The self-employed present us with a dilemma. It is popular to think that, unlike mere employees, these people are independent “capitalists” and “entrepreneurs.” They are boldly and gladly building their small businesses. They are the “backbone of the economy,” highly productive as they seek to design, create, service or consult on a better mousetrap. Certainly governments wish us to think so. And so do associations of small business.
But the majority of the self-employed are not independent and most of them work in conditions of subordination and dependency, some of them are objectively worse off than employed workers.
In Canada about two and a half million people (around 15% of the labour force) are classified “self-employed.” In the US, it is 8.3%, in the UK 13.8% and in the EU 16.7% (p. 20). Trend lines show the proportion of such workers has risen steadily in the past three decades, with some spikes in bad economic times and some troughs in good. But there may be an upward ratchet effect as every economic downturn throws more employees out on their own devices.
Capturing dependency among the self-employed statistically is very difficult. Canada and other countries make a distinction between the self-employed who hire other people to work for them and “own-account self-employed” (OASE) meaning those who do not hire any others. In Canada, these latter constitute about 10% of the workforce. Using Canada as an example, while the general workforce increased by 27.8% from 1987 to 2003, OASE increased by 66.3%. But even this distinction does not capture the difference between dependence and independence. Some own-account self-employed workers are in positions of some power and independence in the labour market. They provide valuable services to a range of clients and therefore have considerable bargaining power, demanding and receiving good compensation and control of their conditions of work. But most OASEs work for only a handful of clients (often a single client), are dependent upon the economic vagaries of those clients (indeed, they are often economic buffers for their clients) and adhere to conditions dictated by those clients.
But it gets worse. Compared to paid employees, they work longer hours; they have little access to crucial social benefits, either state-mandated or employer-provided and can be left destitute if they fall ill, get injured, lose jobs or retire; they have no legal protection to join a union and obligate their opposite parties to negotiate collectively. While working for a client they often must refrain from working for competitors. Many of these workers are women.
Many of these workers are reluctantly self-employed – and crave a paid job.
In this book, Ulrike Muehlberger is one of the first to take on this question both factually and theoretically.
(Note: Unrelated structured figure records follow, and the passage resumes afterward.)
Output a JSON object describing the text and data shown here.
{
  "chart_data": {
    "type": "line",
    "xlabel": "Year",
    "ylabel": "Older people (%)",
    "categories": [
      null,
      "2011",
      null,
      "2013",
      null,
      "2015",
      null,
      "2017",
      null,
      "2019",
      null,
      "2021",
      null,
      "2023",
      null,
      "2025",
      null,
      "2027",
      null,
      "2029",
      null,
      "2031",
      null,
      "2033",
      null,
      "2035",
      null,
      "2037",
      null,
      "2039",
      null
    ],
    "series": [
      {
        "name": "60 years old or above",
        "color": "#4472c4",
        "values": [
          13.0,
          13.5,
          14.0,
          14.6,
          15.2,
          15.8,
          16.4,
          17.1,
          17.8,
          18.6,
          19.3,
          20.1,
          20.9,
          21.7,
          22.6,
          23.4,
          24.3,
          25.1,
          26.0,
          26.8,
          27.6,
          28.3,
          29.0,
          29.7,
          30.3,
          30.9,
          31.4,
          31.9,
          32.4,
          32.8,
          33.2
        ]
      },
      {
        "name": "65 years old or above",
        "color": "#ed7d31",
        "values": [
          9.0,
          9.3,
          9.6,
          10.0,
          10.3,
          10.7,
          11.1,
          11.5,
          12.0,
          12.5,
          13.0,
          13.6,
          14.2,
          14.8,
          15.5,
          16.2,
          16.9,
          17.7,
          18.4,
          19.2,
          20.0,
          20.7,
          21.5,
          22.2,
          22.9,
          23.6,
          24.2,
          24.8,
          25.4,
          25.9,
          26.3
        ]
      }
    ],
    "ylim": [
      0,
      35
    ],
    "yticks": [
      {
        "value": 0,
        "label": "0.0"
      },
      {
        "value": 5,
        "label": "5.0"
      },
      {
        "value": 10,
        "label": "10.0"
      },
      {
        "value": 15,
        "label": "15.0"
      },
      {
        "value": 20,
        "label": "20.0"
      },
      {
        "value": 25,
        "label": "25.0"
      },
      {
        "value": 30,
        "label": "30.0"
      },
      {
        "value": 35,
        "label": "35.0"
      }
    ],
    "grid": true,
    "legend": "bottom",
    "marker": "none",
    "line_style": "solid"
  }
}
She distinguishes among three types of work arrangement: There are employed and the independent self-employed. But in the “grey zone” between the two are the “dependent self-employed”, describing those workers who work primarily for a single contracting firm and whose working conditions and income to a large extent is therefore determined by that firm.
Muehlberger’s argument is rigorous. Her analysis that a large part of the labour market are dependent self-employed is compelling. But, as can be expected, she has difficulty in coming up with definitive numbers for the dependent self-employed. Governments in all developed countries simply do not make the distinction on the basis of dependency because it cannot easily be counted, as the number of employees can be counted. Dependency is a sociological concept, not an economic one. Simple questionnaires in labour market surveys cannot dig that deep.
That is not to say that she does not try. She attempts to get at the numbers by sifting through the material available in several countries – government reports on self-employment, data on franchising, evidence on independent contractors, studies of self-employment and outsourcing. However persuasive the cumulative effect of these, there is still no conclusive gauge of the extent of the dependent self-employed. What is necessary is a series of more-or-less intensive surveys of the self-employed in several countries, asking respondents questions like how many clients they regularly have and the degree to which those clients dictate conditions of work.
Muehlberger’s best contribution is her painstaking case studies of dependent self-employed workers in several industries, some of them internationally comparative: insurance sales agents in Britain and Austria, business service workers in Austria and freight forwarders in Austria. By interviewing workers in these industries and countries, the author is able to provide a rich and deep examination of how dependency works, both subjectively and objectively.
While the objective aspect is very useful, the subjective aspect is often surprising. Despite their dependency on a small number of client (or often a single client) and the difficulties inherent in such a tie, many of those interviewed express satisfaction with the arrangement and a sense, if not the reality, of independence. While many of them are forced to work long hours to satisfy a client’s needs and whims, they retain some semblance of control over their hours and appreciate not having to attend at a workplace every day.
Another salutary contribution of the book is the author’s careful building of theory. She surveys the legal complexity of the regulation of such work. She examines the determinants of self-employment and the motives of the suppliers. And she explores the “governance” of dependent forms of self-employment, contrasting the evolution from market-based (the free market) to hierarchy-based governance (the firm) and back to more market-based, but informal approaches that characterize contemporary sub-contracting.
All in all, this is a splendid contribution to a subject that, while of growing importance, has hitherto received scant attention among students of work.